I have bee trying to figure out what to do with my screen and center for quite some time now, but with little luck. First, I figured I'd leave it the way it was and stick an AT screen in front of it, then I put the center out in front of the screen and liked it, but the front stage has a convex shape to it and I still have a horizontal center. I have contmplated finding a better center (ie clr 2300), but it's still horizontal. After trying my current center in a vertical position, I think I want to build a mini version of my mains for the center using parts from DefTech.

So, I wonder what your thoughts are. my current line up is in my sig for referance. I was thinking of getting two 6 1/2" mid bass drivers and building a short, wide cabinet for them and a DefTech tweeter I have, along with either a custom crossover or a production model from DefTech. 

Just help me brainstorm, what are your ideas on the subject?
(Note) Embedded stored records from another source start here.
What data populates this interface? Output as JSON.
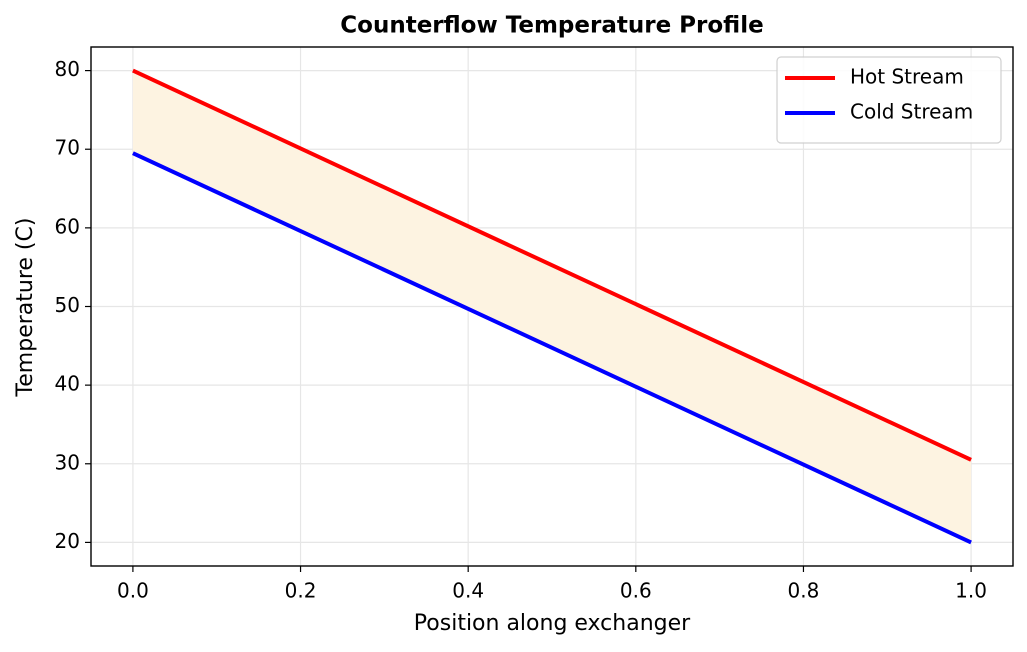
{
  "chart_data": {
    "type": "line",
    "title": "Counterflow Temperature Profile",
    "x_label": "Position along exchanger",
    "y_label": "Temperature (C)",
    "x": [
      0,
      1
    ],
    "series": [
      {
        "name": "Hot Stream",
        "color": "#ff0000",
        "values": [
          80,
          30.5
        ]
      },
      {
        "name": "Cold Stream",
        "color": "#0000ff",
        "values": [
          69.5,
          20
        ]
      }
    ],
    "fill_between_color": "#fdf3e1",
    "xlim": [
      -0.05,
      1.05
    ],
    "xticks": [
      {
        "value": 0,
        "label": "0.0"
      },
      {
        "value": 0.2,
        "label": "0.2"
      },
      {
        "value": 0.4,
        "label": "0.4"
      },
      {
        "value": 0.6,
        "label": "0.6"
      },
      {
        "value": 0.8,
        "label": "0.8"
      },
      {
        "value": 1,
        "label": "1.0"
      }
    ],
    "ylim": [
      17,
      83
    ],
    "yticks": [
      20,
      30,
      40,
      50,
      60,
      70,
      80
    ],
    "grid": true,
    "legend": "upper right"
  }
}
Obviously the info is a bit sparse, but I'd be hard pressed to give all the info in one post, feel free to ask anything.

Thanks!:gah:


----------



## BoomieMCT (Dec 11, 2006)

I had a similar problem. My solution (in progress) is to build a mini-tower version of the mains. I felt this was the only way to get the dispersion I wanted without having the mains overpower the center (don't have the cash or space for an AT screen). I actually should be done with my rough final enclosure Sunday or Monday, then it's time for testing testing testing.


----------



## yourgrandma (Oct 29, 2007)

Thanks Boom, that looks like a swell center you've got there. 

I usually can't, but last night I watched a couple movies at reference level (as calibrated by Audyssey on my Onkyo 805, 0.00dB), and noticed that my center is both honky and shrill, but vertical placement helped, but the tweeter was then about a foot from the screen and way out of line with the mains'. It looks like I'm back to looking at AT screens.

My screen is not a constant part of the room, so I was thinking of building a cabinet that would hold the screen and serve as a speaker. The problem is the I sit so close to the front stage that the center being out of alignment is really noticeable.

Like I said, I'm just brainstorming, feel free to think outloud with me. 

Thanks guys.


----------